Additionally, 57 percent of physicians said time spent documenting reduces the time they can spend with their patients, while 85 percent of physicians agreed documentation done solely for billing increases their total documentation time.
What role does telehealth play in today’s labor issues and burnout?
Does telehealth help or hinder today’s overwhelmed and overburdened doctors, and can it ultimately help today’s systems scale with limited staff? The answer, it turns out, is complex—many types of telehealth can help with burnout and the need to scale, if implemented correctly.
Virtual care availability and digital health options led to increased engagement for some patients—yet, there often hasn’t been an increase in support teams to handle the influx of patients requesting care from these types of modalities. In turn, the increase in portal messages, emails, or other types of incoming communication from patients means an increase in EHR work—which leaves providers to pick up the slack. And additional administrative work isn’t the only hiccup created as a result of telehealth; today’s EHRs are commonly known to be rife with usability and integration issues, which only exacerbate clinicians’ feelings of burnout.

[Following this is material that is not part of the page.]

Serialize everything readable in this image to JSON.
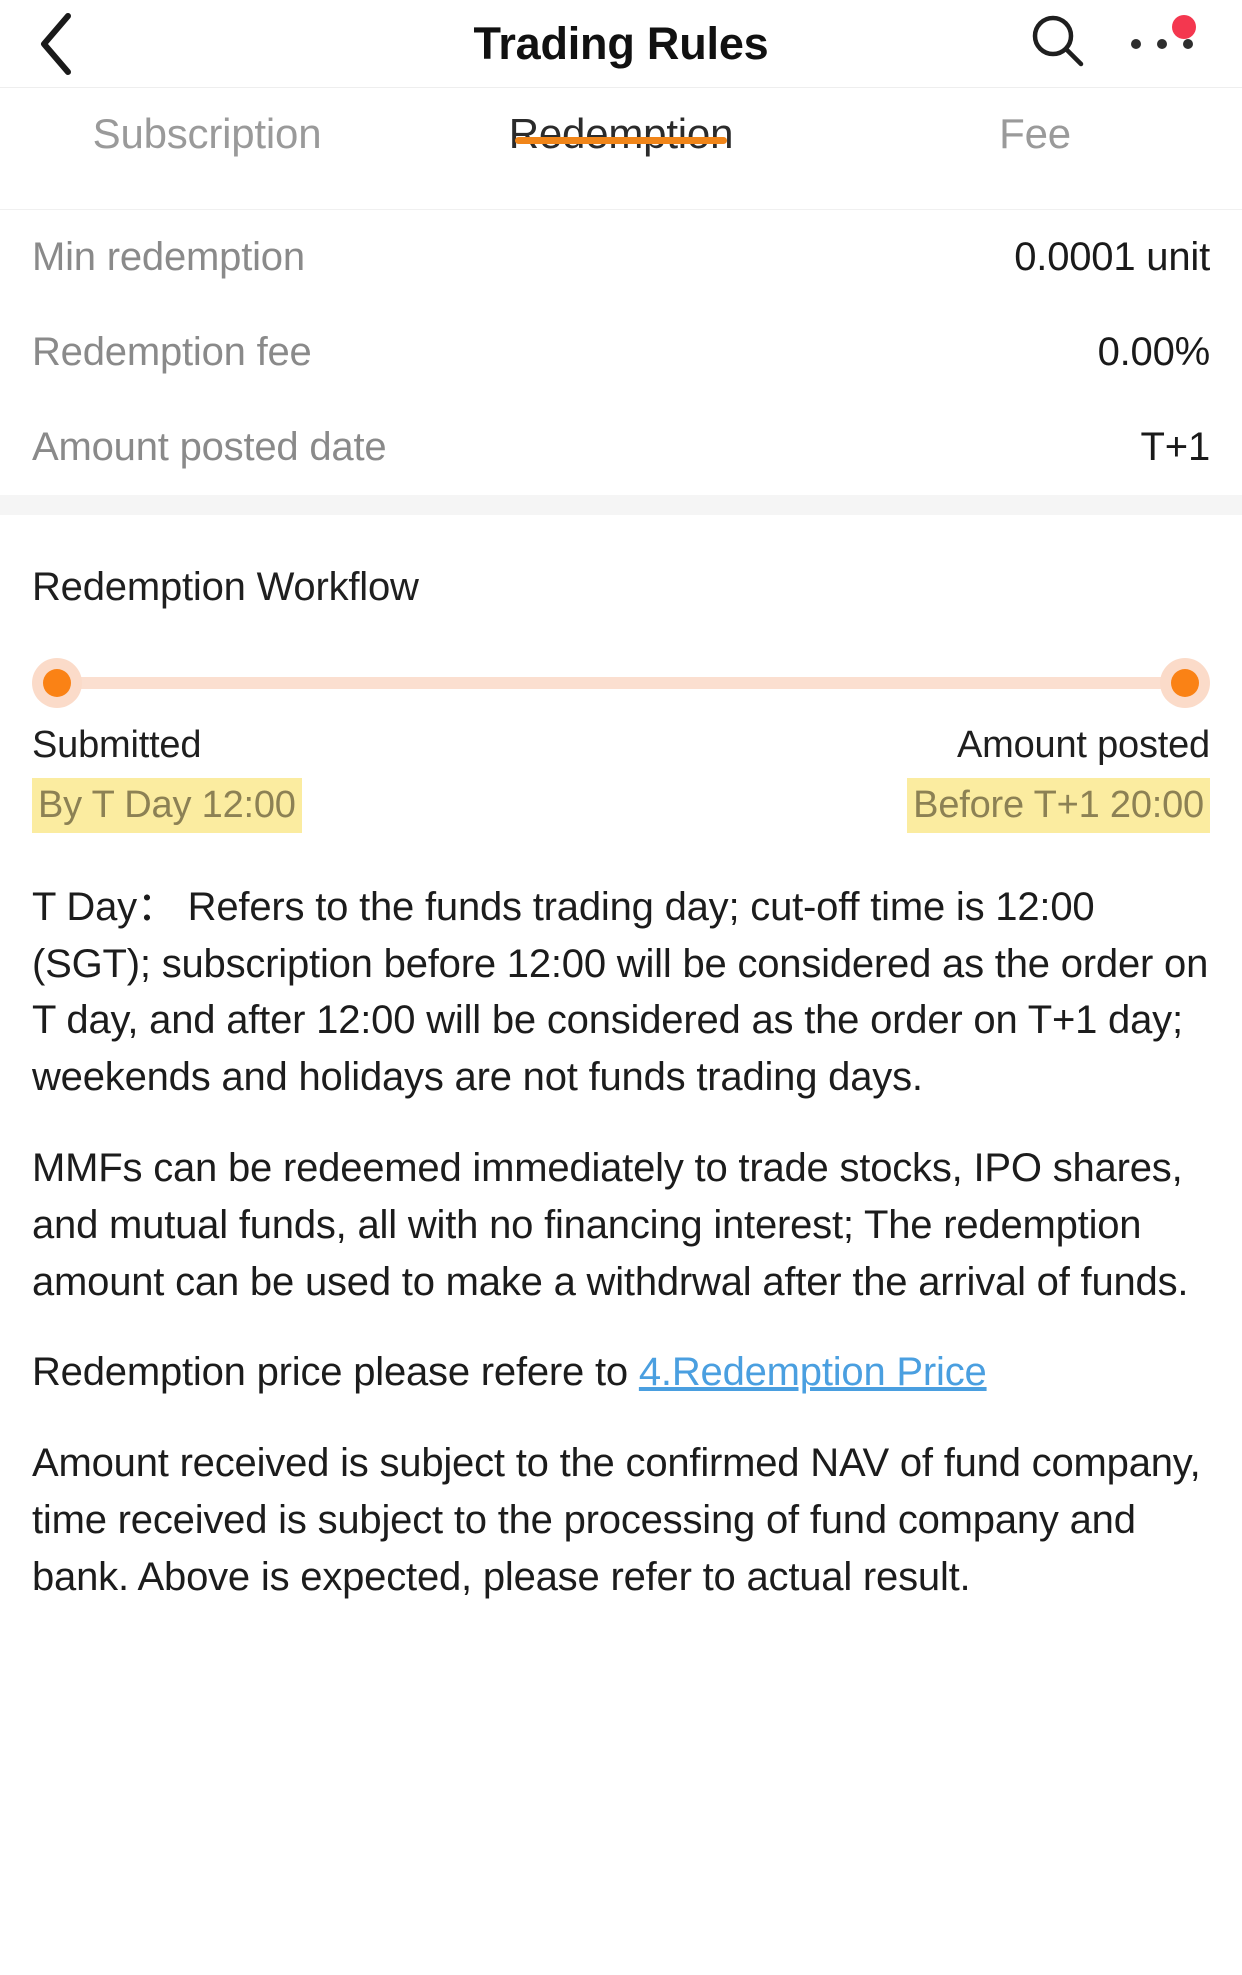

So how can executives employ the right technology to alleviate administrative overwhelm while scaling their staffing abilities to meet the growing demands of patients?
Asynchronous telehealth and solving for scale
When done correctly, telehealth—and more specifically, asynchronous telehealth–can make every clinical interaction more productive for both patients and providers, while removing the parts of healthcare that are cumbersome. A solution like Bright.md also decreases the time it takes for clinicians to provide care, helping to scale the overall workforce by decreasing time spent on mundane tasks.
Not to mention, an asynchronous telehealth solution like Bright.md integrates directly into an EHR, reducing the time it takes for patients to find care and clinicians’ time documenting the encounter. Automation plays a strong role in Bright.md’s ability to streamline a health system’s processes; our solution automates the elements of existing workflows that are repetitive and don’t require a medical degree. Patient intake, medical history collection and verification, allergy and medication documentation, and prescription orders are all elements that clinicians no longer have to worry about when using a solution like Bright.md.
Bright.md specifically also has the ability to escalate patients out of an asynchronous encounter should that venue of care not be appropriate for their needs. Our digital front door, Navigate, ensures patients get to the right venue of care the first time around, eliminating additional work and confusion for providers, patients, and call center staff. With configurations that help redirect patient volume from overcrowded venues in real-time, Navigate reduces costs while keeping patients in-system for the care they need—ultimately improving outcomes and loyalty.
Lastly, Bright.md includes clinical decision support that encourages clinician autonomy and is crucial for scaling what staff a health system has. Unlike other telehealth platforms, Bright.md includes clinical decision support and content for all conditions we help treat, which make up more than 50 percent of all primary and urgent care visits. With more than 130 diagnoses, our content is evidence-based and updated regularly based on the latest clinical guidelines. And because we have been building and refining our clinical content for more than eight years, our clinical content engine can’t be replicated.
With burnout at an all-time high, CEO concerns over their workforce and labor shortages are justified. However, the right kind of technology can directly impact staff’s day-to-day while solving for scale.